As noted above, normal human tissues do not contain Neu5Gc as a monosaccharide of glycan chains of glycoproteins and glycolipids. This is supported by many papers dealing with the structural analysis of glycan chains isolated from normal human tissues. Another important finding is that Neu5Gc is antigenic to human, as also mentioned above. We focused on answering the question why human cannot produce Neu5Gc and concluded that the most important experiment should focus on the human hydroxylase cDNA sequence. A cDNA was cloned from the HeLa cell cDNA library and sequenced. A comparison of mouse and human cDNAs demonstrated that both sequences were very similar except for the 92bp deletion in human cDNA9. The 92bp fragment corresponds to one exon of mouse hydroxylase (Fig. 4). Humans cannot produce active hydroxylase because of this deletion. Ajit Varki and colleagues suggested that the human produces a small peptide because of the presence of a stop codon created by the deletion of the 92bp fragment10. We confirmed that a hybrid recombinant enzyme composed of mouse amino acid sequence in the deleted part of human hydroxylase and human sequence as the rest of the enzyme has hydroxylase activity9.

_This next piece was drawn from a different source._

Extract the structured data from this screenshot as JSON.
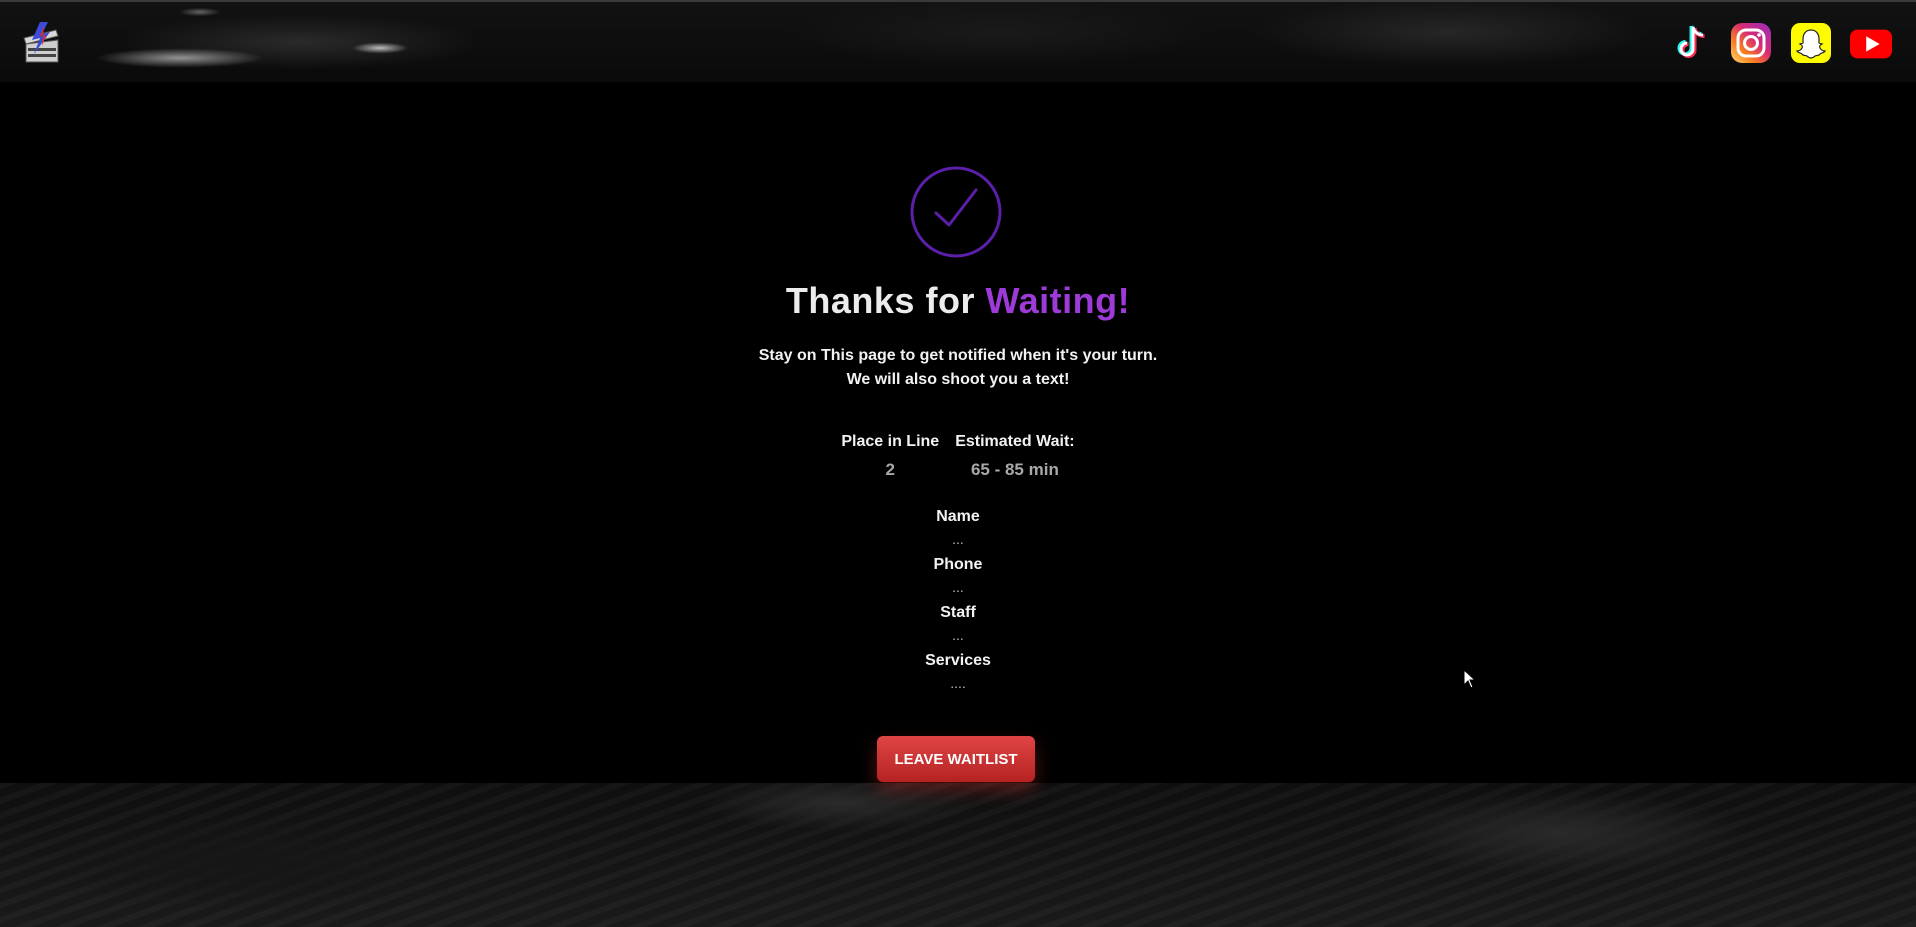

Fig. 4 92bp deletion of human CMP-NeuAc hydroxylase gene.
The comparison of (A) cDNA and (B) gene.
Varki and colleagues demonstrated that the chimpanzee has Neu5Gc in its tissues. They cloned and sequenced a hydroxylase cDNA and found that the cDNA of chimpanzee hydroxylase does not have the deletion observed in human hydroxylase but is homologous to the mouse cDNA10. It was concluded that deletion in the human occurred after a human ancestor diverged from a chimpanzee ancestor. The 92bp deletion is one of the well-characterized sequence differences between human and chimpanzee and this difference is part of the 1.23% difference between human and chimpanzee genomes. Takahata and colleagues recently reported a molecular mechanism on how the deletion occurred. They proposed a molecular mechanism of Alu-mediated replacement based on the finding that a region containing a 92-bp exon and an AluSq element in the hydroxylase gene is intact in all nonhuman primates examined, and the same region in the human genome is replaced by an AluY element that was disseminated at least one million years ago11. Then, the question arises as to when this deletion occurred during the evolution of Homo sapiens. Varki and colleagues continue their research to answer this question.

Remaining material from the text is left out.